第105話 ゲーム通りではない出来事

 俺は戦利品を腕いっぱいに抱えて、ホクホク顔でいた。


「とっても満足」


「それは! よかった! ね!」


 対するシュゼットはブチギレモードだ。黒髪のツインテールを翻し、俺に大声の皮肉を言っている。フェリシーも翅でふわりと浮いて、「むー!」とポコポコ俺の頭を叩いている。


「いやぁちょっと記憶違いは合ったけど、これで集められるアイテムは全部だったか?」


「そうだと思うよ! あーもうホント、なんて人を好きになってしまったのアタシは」


「ゴットは自分の命を軽く見過ぎ! シューもフェリシーちゃんも怒ってるんだよ!」


「ごめんごめん」


 何でこの二人が怒っているのかと言うと、俺がバンバン扉を開けてアイテム回収していたら、間違えてハズレの扉を開いてしまったのだ。

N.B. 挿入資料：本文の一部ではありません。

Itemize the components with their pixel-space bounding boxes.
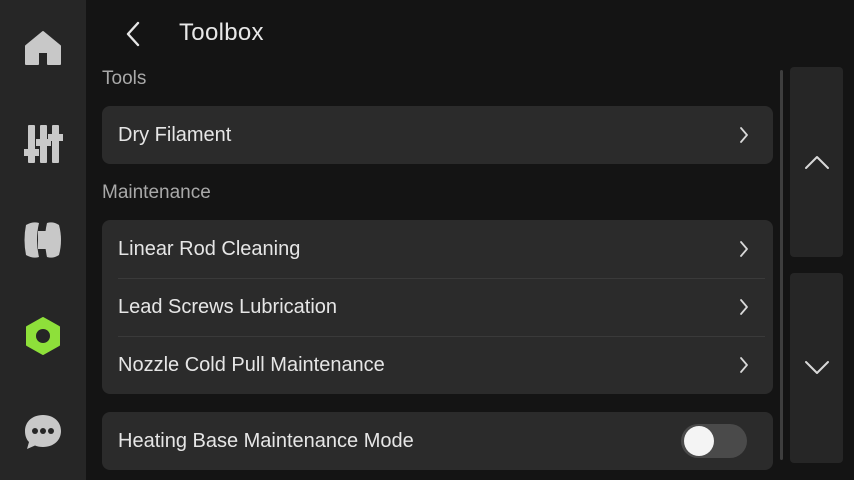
header: Toolbox (86, 0, 786, 66)
section-title-maintenance: Maintenance (102, 182, 211, 203)
page-title: Toolbox (179, 19, 264, 46)
chat-bubble-icon (25, 415, 61, 449)
toggle-knob (684, 426, 714, 456)
filament-spool-icon (24, 222, 61, 258)
nav-home[interactable] (0, 0, 86, 96)
maintenance-card: Linear Rod Cleaning Lead Screws Lubricat… (102, 220, 773, 394)
list-item-label: Heating Base Maintenance Mode (118, 429, 414, 452)
content-list: Tools Dry Filament Maintenance Linear Ro… (102, 66, 773, 480)
heating-base-maintenance-toggle[interactable] (681, 424, 747, 458)
chevron-down-icon (804, 361, 829, 374)
list-item-nozzle-cold-pull[interactable]: Nozzle Cold Pull Maintenance (102, 336, 773, 394)
page-up-button[interactable] (790, 67, 843, 257)
home-icon (25, 31, 61, 65)
section-title-tools: Tools (102, 68, 147, 89)
tools-card: Dry Filament (102, 106, 773, 164)
chevron-right-icon (740, 127, 748, 143)
list-item-lead-screws-lubrication[interactable]: Lead Screws Lubrication (102, 278, 773, 336)
nav-toolbox[interactable] (0, 288, 86, 384)
sidebar (0, 0, 86, 480)
list-item-label: Dry Filament (118, 123, 232, 146)
chevron-up-icon (804, 156, 829, 169)
list-item-label: Linear Rod Cleaning (118, 237, 301, 260)
list-item-label: Nozzle Cold Pull Maintenance (118, 353, 385, 376)
settings-card: Heating Base Maintenance Mode (102, 412, 773, 470)
sliders-icon (24, 125, 63, 163)
page-down-button[interactable] (790, 273, 843, 463)
nav-filament[interactable] (0, 192, 86, 288)
list-item-dry-filament[interactable]: Dry Filament (102, 106, 773, 164)
chevron-right-icon (740, 299, 748, 315)
chevron-left-icon (126, 21, 140, 47)
list-item-heating-base-maintenance-mode: Heating Base Maintenance Mode (102, 412, 773, 470)
nav-messages[interactable] (0, 384, 86, 480)
chevron-right-icon (740, 241, 748, 257)
chevron-right-icon (740, 357, 748, 373)
back-button[interactable] (116, 18, 150, 50)
list-item-label: Lead Screws Lubrication (118, 295, 338, 318)
scrollbar[interactable] (780, 70, 783, 460)
nav-controls[interactable] (0, 96, 86, 192)
hex-nut-icon (26, 317, 60, 355)
list-item-linear-rod-cleaning[interactable]: Linear Rod Cleaning (102, 220, 773, 278)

 開けた瞬間触手が俺に絡みついてきて、超ビビったさ。そこをフェリシーが「パーミッション!」と触手の動きを緩慢にし、すかさずシュゼットが切りかかって事なきを得た。


 とはいえ間違いもその一回だけ。上昇した知識量のお蔭で間違いが減っているな、と実感している今日この頃だ。脳筋ビルドだったらもう五回は間違えていたのではないか。

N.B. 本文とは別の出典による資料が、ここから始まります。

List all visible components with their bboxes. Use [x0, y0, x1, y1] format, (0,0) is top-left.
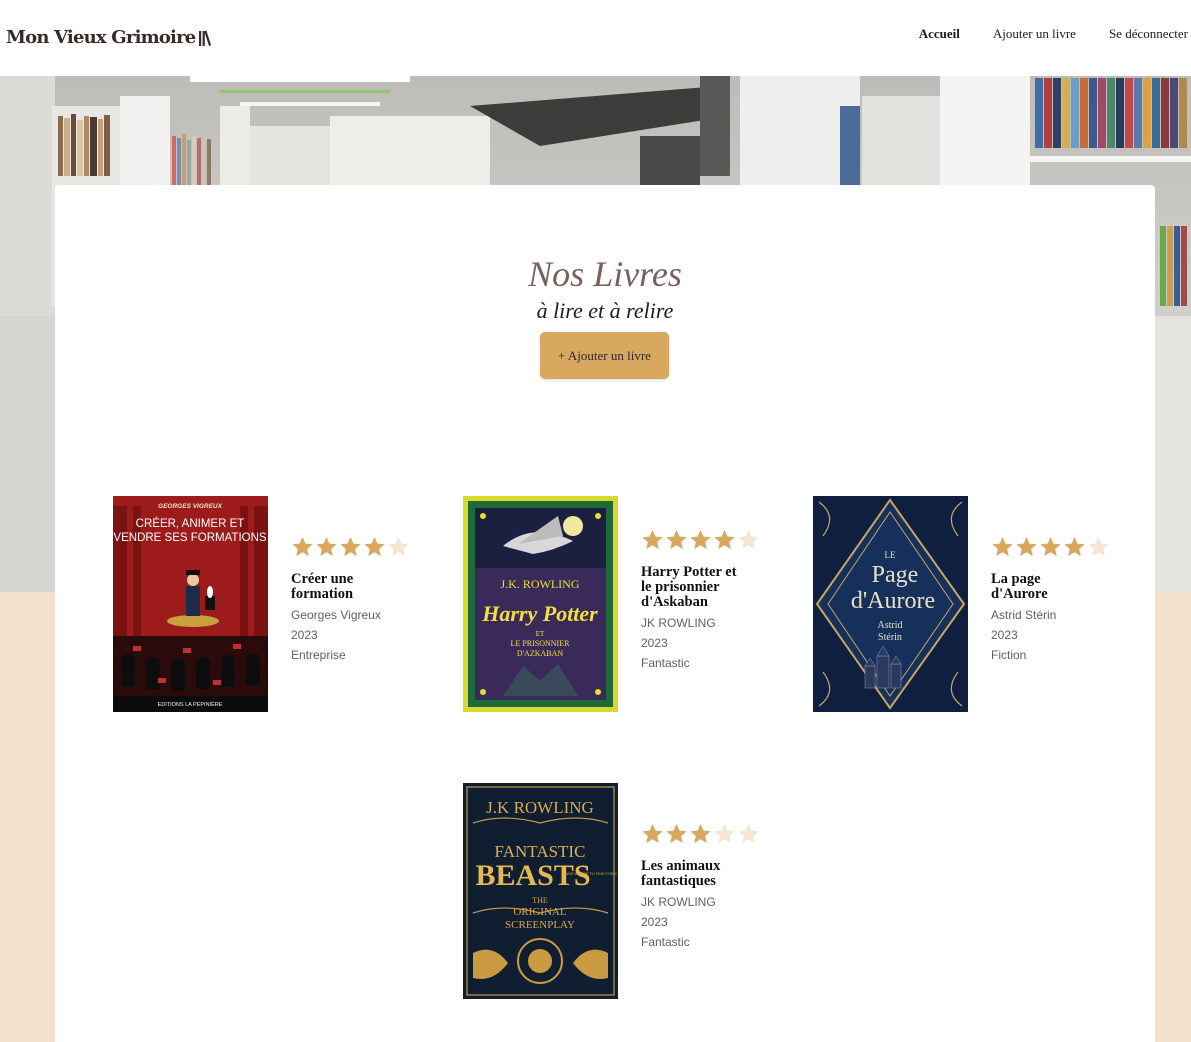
book-year: 2023	[291, 628, 318, 642]
book-cover-image: J.K ROWLING FANTASTIC BEASTS AND WHERE T…	[463, 783, 618, 999]
book-year: 2023	[991, 628, 1018, 642]
page-title: Nos Livres	[528, 254, 682, 294]
nav-link-ajouter-livre[interactable]: Ajouter un livre	[993, 26, 1076, 42]
star-filled-icon	[666, 529, 687, 550]
book-info: Créer une formation Georges Vigreux 2023…	[291, 536, 410, 665]
add-book-button[interactable]: + Ajouter un livre	[540, 332, 669, 379]
rating-stars	[991, 536, 1110, 558]
book-info: Les animaux fantastiques JK ROWLING 2023…	[641, 823, 760, 952]
star-filled-icon	[1040, 536, 1061, 557]
svg-text:d'Aurore: d'Aurore	[851, 588, 935, 614]
logo-text: Mon Vieux Grimoire	[6, 27, 196, 48]
book-year: 2023	[641, 636, 668, 650]
book-card[interactable]: LE Page d'Aurore Astrid Stérin La page d…	[813, 496, 1143, 713]
book-meta: JK ROWLING 2023 Fantastic	[641, 613, 760, 673]
book-title: Harry Potter et le prisonnier d'Askaban	[641, 564, 737, 610]
book-meta: Georges Vigreux 2023 Entreprise	[291, 605, 410, 665]
book-title: La page d'Aurore	[991, 571, 1048, 602]
star-empty-icon	[738, 529, 759, 550]
book-card[interactable]: GEORGES VIGREUX CRÉER, ANIMER ET VENDRE …	[113, 496, 443, 713]
star-empty-icon	[1088, 536, 1109, 557]
book-title: Les animaux fantastiques	[641, 858, 721, 889]
star-filled-icon	[642, 529, 663, 550]
star-empty-icon	[714, 823, 735, 844]
book-cover-image: J.K. ROWLING Harry Potter ET LE PRISONNI…	[463, 496, 618, 712]
site-header: Mon Vieux Grimoire Accueil Ajouter un li…	[0, 0, 1191, 76]
star-filled-icon	[690, 529, 711, 550]
star-filled-icon	[316, 536, 337, 557]
book-author: JK ROWLING	[641, 616, 716, 630]
svg-text:CRÉER, ANIMER ET: CRÉER, ANIMER ET	[136, 517, 245, 530]
svg-text:J.K ROWLING: J.K ROWLING	[486, 798, 594, 817]
book-meta: Astrid Stérin 2023 Fiction	[991, 605, 1110, 665]
svg-text:Stérin: Stérin	[878, 632, 902, 643]
svg-text:Astrid: Astrid	[878, 620, 903, 631]
rating-stars	[641, 529, 760, 551]
svg-text:SCREENPLAY: SCREENPLAY	[505, 919, 575, 931]
svg-text:Page: Page	[872, 562, 919, 588]
books-section: Nos Livres à lire et à relire + Ajouter …	[55, 185, 1155, 1042]
star-filled-icon	[992, 536, 1013, 557]
book-genre: Fiction	[991, 648, 1027, 662]
book-genre: Entreprise	[291, 648, 346, 662]
svg-text:LE PRISONNIER: LE PRISONNIER	[511, 639, 571, 648]
star-filled-icon	[1016, 536, 1037, 557]
book-card[interactable]: J.K ROWLING FANTASTIC BEASTS AND WHERE T…	[463, 783, 793, 1000]
rating-stars	[291, 536, 410, 558]
books-logo-icon	[198, 29, 214, 47]
star-filled-icon	[642, 823, 663, 844]
svg-text:Harry Potter: Harry Potter	[481, 601, 598, 626]
star-filled-icon	[340, 536, 361, 557]
book-year: 2023	[641, 915, 668, 929]
star-filled-icon	[714, 529, 735, 550]
book-genre: Fantastic	[641, 656, 690, 670]
star-empty-icon	[738, 823, 759, 844]
book-author: Astrid Stérin	[991, 608, 1057, 622]
svg-text:THE: THE	[532, 896, 548, 905]
star-filled-icon	[666, 823, 687, 844]
site-logo[interactable]: Mon Vieux Grimoire	[6, 27, 214, 48]
nav-link-accueil[interactable]: Accueil	[919, 26, 960, 42]
svg-text:ORIGINAL: ORIGINAL	[513, 906, 566, 918]
svg-text:AND WHERE TO FIND THEM: AND WHERE TO FIND THEM	[565, 872, 616, 876]
svg-text:VENDRE SES FORMATIONS: VENDRE SES FORMATIONS	[113, 532, 266, 544]
book-card[interactable]: J.K. ROWLING Harry Potter ET LE PRISONNI…	[463, 496, 793, 713]
svg-text:EDITIONS LA PÉPINIÈRE: EDITIONS LA PÉPINIÈRE	[158, 701, 223, 708]
book-meta: JK ROWLING 2023 Fantastic	[641, 892, 760, 952]
svg-text:D'AZKABAN: D'AZKABAN	[517, 649, 564, 658]
book-cover-image: GEORGES VIGREUX CRÉER, ANIMER ET VENDRE …	[113, 496, 268, 712]
book-info: La page d'Aurore Astrid Stérin 2023 Fict…	[991, 536, 1110, 665]
star-empty-icon	[388, 536, 409, 557]
star-filled-icon	[292, 536, 313, 557]
rating-stars	[641, 823, 760, 845]
book-author: JK ROWLING	[641, 895, 716, 909]
star-filled-icon	[1064, 536, 1085, 557]
svg-text:GEORGES VIGREUX: GEORGES VIGREUX	[158, 503, 223, 510]
book-info: Harry Potter et le prisonnier d'Askaban …	[641, 529, 760, 673]
main-nav: Accueil Ajouter un livre Se déconnecter	[919, 26, 1188, 42]
book-cover-image: LE Page d'Aurore Astrid Stérin	[813, 496, 968, 712]
svg-text:LE: LE	[885, 550, 896, 560]
book-genre: Fantastic	[641, 935, 690, 949]
svg-text:J.K. ROWLING: J.K. ROWLING	[501, 577, 580, 591]
page-subtitle: à lire et à relire	[536, 298, 674, 323]
nav-link-deconnecter[interactable]: Se déconnecter	[1109, 26, 1188, 42]
svg-text:ET: ET	[536, 630, 545, 638]
star-filled-icon	[690, 823, 711, 844]
star-filled-icon	[364, 536, 385, 557]
book-title: Créer une formation	[291, 571, 354, 602]
book-author: Georges Vigreux	[291, 608, 381, 622]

 俺の反省の色が見えないからか、二人はこの通り怒りっぱなしだ。いや、申し訳ないと思う気持ちはあるのだ。回収アイテムの喜びが勝っているだけで。


「いや~、改めて漁ってみると、ここ有用アイテムの宝庫じゃ~ん。今の内に来といて良かった~」


「これだけ言っても全然反省してないよゴット……。フィー、どうやって懲らしめる?」


「姫様とヤンちゃんに言う」


「えっ、ごめん反省するから許して」


 俺はサッと顔色を変えて平伏だ。スノウに怒られたところでどうということはないが、ヤンナはこう、どんな対応を取られるか想像がつかない。

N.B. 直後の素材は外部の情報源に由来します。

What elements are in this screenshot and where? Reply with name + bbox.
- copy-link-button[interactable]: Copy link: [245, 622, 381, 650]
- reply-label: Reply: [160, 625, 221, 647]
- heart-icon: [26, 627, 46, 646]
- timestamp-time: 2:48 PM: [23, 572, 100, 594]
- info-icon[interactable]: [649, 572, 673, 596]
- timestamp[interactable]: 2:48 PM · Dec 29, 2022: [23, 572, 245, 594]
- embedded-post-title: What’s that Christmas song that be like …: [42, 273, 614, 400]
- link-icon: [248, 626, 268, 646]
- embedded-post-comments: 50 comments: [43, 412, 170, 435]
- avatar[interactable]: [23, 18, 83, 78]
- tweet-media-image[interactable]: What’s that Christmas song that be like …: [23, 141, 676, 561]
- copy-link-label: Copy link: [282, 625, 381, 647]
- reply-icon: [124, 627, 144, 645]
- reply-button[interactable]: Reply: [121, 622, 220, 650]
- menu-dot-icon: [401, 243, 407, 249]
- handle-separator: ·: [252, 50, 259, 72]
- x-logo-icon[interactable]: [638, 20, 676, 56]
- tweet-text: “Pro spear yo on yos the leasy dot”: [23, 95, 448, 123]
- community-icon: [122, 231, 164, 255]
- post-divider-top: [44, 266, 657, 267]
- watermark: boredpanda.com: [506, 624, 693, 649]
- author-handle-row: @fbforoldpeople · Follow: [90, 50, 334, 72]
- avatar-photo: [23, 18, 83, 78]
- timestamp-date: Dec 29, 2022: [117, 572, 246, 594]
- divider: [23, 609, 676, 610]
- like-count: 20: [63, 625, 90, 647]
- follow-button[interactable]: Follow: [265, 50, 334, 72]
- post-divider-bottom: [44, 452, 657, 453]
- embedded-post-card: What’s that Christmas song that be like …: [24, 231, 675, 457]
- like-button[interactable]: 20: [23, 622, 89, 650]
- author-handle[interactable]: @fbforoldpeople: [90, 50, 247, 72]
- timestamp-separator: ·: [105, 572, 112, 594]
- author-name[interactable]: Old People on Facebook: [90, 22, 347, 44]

 俺がしょぼくれたのを見て「まったく、もうしない?」とシュゼットは確認してくる。俺が頷くと、「ならよし」とシュゼットは俺の頭を撫でてきた。優しい。


「じ~……」


 あとフェリシーは俺のことを半眼で見つめ続けている。マズいな……。全然反省していないのがバレてるかもしれない。いや、死ぬのは俺だって嫌さ。でも何とかなると思うし。


「シュー、やっぱり」


「ふぇ、フェリシーさん。こう、何か俺にして貰いたいこととかってないですか?」


 俺はすかさず賄賂大作戦に出る。フェリシーはしばらく胡散臭い目で俺を見ていたが、「じゃあ」と俺の手を取った。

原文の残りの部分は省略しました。